Kemenkeu dan BI, sambung SMI, nanti akan menyampaikan surat kesepakatan bersama ini, karena Kemenkeu san BI harus menjaga dari sisi kualitas kebijakan moneter dan fiskal untuk menjaga stabilitas macro economy, mendukung pemulihan ekonomi secara berkelanjutan, dan di sisi lain tetap prudent dan asas transparansi dan akuntabilitas tetap dilaksanakan oleh kedua institusi moneter dan fiskal.
“Kita juga melakukan bersama-sama dengan OJK sehingga peranan dari lembaga keuangan, baik perbankan maupun bukan bank, bisa ikut melaksanakan proses pemulihan ekonomi dan juga ikut sharing risiko dan burden-nya,” katanya.
Dengan demikian, Menkeu berharap bahwa ekonomi Indonesia, yang memang semua ekonomi di dunia mengalami tekanan luar biasa akibat pandemi Covid-19 ini, bisa terus dijaga bersama dan diminimalkan dampak negatifnya, serta secara bertahap membangun apa yang kita sebut fondasi bagi pemulihan ekonomi nasional secara bergotong-royong, bersama sama, sinergis, dan saling mendukung.
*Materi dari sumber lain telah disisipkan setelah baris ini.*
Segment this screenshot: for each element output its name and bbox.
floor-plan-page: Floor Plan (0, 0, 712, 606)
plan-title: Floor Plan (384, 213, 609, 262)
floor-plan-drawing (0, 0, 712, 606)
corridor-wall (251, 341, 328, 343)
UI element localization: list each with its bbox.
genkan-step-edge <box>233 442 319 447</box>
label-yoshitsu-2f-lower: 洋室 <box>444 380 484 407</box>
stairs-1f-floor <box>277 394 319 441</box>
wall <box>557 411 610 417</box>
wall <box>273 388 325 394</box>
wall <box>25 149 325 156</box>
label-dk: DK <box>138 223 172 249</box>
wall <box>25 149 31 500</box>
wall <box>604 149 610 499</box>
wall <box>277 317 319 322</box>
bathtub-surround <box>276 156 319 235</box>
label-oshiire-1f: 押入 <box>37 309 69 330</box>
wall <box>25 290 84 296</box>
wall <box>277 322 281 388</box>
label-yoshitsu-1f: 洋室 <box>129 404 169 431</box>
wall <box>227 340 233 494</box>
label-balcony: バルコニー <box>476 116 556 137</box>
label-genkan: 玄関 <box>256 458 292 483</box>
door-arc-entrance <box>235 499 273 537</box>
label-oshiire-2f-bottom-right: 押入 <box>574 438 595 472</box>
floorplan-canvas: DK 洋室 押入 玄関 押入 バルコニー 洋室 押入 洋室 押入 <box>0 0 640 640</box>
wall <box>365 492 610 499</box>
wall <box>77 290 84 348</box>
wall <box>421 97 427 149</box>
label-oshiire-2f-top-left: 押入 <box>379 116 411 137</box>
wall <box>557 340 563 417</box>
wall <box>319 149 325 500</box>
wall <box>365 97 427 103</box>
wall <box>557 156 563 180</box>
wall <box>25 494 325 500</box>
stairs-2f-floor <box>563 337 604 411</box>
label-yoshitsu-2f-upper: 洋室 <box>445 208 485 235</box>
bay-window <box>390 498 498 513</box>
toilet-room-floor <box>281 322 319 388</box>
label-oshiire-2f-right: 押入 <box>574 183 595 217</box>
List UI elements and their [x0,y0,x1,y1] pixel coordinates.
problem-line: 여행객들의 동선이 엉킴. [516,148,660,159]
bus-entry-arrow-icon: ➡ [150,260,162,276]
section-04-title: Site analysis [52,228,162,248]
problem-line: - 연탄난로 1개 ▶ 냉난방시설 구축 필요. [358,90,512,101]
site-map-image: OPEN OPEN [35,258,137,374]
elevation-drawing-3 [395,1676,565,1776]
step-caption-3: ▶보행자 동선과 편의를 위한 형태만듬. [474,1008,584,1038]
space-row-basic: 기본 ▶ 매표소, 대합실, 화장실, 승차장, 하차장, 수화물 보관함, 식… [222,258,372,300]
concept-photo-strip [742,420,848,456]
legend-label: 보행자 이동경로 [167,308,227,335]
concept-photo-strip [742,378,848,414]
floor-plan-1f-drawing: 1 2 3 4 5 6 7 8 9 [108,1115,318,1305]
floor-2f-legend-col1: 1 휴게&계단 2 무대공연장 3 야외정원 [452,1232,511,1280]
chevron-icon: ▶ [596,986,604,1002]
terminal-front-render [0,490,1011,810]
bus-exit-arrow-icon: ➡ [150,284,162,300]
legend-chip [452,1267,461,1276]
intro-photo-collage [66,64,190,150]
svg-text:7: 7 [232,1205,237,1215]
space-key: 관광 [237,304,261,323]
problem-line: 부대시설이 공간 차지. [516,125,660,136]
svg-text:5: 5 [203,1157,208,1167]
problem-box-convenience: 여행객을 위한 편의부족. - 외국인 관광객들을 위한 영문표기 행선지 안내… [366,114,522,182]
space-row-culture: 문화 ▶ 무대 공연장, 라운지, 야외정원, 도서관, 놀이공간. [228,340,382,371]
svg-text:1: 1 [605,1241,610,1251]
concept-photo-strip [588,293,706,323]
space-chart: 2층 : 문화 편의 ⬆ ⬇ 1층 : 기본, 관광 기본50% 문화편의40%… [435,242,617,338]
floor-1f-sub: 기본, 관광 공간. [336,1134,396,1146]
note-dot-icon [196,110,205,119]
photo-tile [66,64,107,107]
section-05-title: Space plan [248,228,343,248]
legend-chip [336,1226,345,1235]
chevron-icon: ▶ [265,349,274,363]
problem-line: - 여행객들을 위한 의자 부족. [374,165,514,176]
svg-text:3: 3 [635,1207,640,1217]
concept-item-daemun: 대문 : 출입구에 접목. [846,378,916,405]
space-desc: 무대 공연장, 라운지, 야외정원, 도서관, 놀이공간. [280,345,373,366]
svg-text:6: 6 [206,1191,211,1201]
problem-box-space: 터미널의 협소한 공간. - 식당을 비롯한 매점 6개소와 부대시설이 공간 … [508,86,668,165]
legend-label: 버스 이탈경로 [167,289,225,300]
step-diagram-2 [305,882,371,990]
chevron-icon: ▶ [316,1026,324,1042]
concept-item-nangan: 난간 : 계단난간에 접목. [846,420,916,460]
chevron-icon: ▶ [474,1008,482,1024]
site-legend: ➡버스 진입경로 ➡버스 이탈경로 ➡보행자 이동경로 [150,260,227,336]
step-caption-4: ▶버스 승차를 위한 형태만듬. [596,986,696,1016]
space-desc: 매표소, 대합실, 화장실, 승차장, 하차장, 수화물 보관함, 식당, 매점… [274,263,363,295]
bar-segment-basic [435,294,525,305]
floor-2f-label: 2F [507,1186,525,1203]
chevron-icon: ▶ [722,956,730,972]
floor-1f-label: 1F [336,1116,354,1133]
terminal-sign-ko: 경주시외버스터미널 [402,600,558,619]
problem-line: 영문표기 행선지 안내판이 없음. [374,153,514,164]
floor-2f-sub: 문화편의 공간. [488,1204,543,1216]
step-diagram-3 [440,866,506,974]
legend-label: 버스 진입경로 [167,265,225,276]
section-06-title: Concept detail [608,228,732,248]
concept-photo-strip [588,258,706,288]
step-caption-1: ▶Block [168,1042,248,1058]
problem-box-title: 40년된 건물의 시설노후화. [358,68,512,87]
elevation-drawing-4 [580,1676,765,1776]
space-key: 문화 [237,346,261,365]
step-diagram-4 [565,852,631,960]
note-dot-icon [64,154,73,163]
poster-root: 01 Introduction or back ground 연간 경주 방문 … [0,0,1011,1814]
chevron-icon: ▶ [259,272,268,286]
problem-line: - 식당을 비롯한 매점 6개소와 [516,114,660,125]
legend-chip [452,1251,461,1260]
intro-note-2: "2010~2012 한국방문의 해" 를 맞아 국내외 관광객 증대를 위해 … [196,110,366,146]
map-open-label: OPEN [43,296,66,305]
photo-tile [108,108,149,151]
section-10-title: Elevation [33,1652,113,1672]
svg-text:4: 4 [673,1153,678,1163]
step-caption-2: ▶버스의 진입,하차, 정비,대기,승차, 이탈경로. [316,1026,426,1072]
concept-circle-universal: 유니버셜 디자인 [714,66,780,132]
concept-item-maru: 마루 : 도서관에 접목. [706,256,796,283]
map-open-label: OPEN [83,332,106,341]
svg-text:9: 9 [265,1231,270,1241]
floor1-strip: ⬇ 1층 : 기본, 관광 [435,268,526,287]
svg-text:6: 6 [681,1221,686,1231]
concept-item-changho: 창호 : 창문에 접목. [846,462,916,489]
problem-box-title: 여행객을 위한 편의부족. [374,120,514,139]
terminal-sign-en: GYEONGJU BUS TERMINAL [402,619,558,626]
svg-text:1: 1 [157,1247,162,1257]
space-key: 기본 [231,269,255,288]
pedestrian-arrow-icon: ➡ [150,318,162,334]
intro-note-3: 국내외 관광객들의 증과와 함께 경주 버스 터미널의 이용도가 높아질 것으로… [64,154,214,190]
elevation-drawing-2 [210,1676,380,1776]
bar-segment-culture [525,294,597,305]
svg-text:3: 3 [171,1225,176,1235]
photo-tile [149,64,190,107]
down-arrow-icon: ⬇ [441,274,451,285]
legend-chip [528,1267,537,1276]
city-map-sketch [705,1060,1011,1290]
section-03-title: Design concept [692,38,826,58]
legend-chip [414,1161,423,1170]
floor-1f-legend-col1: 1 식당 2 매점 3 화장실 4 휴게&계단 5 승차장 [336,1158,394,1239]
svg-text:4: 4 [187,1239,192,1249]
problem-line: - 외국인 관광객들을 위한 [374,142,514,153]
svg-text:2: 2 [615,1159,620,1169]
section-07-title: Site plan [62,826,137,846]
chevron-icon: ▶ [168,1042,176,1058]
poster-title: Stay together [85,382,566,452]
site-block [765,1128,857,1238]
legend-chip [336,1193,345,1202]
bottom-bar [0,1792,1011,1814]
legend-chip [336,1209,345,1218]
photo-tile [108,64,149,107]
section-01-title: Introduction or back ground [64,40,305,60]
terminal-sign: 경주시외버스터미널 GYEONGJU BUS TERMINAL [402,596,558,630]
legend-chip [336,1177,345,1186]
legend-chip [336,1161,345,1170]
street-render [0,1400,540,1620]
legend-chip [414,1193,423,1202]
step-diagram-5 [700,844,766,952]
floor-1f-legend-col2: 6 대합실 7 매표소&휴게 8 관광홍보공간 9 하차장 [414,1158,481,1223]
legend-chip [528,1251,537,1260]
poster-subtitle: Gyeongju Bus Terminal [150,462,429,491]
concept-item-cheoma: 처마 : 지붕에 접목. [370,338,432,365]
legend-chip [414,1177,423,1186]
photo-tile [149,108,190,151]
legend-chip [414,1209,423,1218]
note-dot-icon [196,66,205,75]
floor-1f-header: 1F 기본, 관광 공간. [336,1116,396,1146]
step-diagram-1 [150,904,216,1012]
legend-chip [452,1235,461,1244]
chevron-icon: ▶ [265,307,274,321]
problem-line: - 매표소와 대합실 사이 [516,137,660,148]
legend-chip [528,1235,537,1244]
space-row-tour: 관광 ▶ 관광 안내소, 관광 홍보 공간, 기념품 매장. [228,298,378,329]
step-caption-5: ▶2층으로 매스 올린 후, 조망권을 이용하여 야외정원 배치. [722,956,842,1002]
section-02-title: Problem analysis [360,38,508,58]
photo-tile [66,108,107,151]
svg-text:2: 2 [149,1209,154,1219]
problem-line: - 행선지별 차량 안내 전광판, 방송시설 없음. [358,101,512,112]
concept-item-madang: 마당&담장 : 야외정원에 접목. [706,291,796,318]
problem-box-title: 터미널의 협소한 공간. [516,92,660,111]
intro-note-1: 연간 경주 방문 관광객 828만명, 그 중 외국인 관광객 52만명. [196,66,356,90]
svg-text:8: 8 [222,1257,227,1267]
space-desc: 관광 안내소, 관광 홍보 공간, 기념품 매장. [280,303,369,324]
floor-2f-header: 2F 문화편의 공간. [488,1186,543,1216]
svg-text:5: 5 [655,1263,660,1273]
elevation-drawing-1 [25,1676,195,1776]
“Tentu tekanan yang berat di tahun 2020 nanti akan berakibat juga kepada postur APBN Tahun 2021 dan selanjutnya. Kami sebentar lagi sedang menyiapkan untuk RAPBN Tahun 2021 yang kita harapkan akan tetap konsisten di dalam tema menjaga dampak Covid-19 dari sisi kesehatan, dari sisi masyarakat sosial terutama masyarakat miskin, dan dari sisi ekonomi, serta secara terus-menerus mendukung pemulihan ekonomi kita sehingga masyarakat bisa terus mendapatkan dampak positif dari program-program pemerintah tersebut,” pungkas Menkeu di akhir keterangan.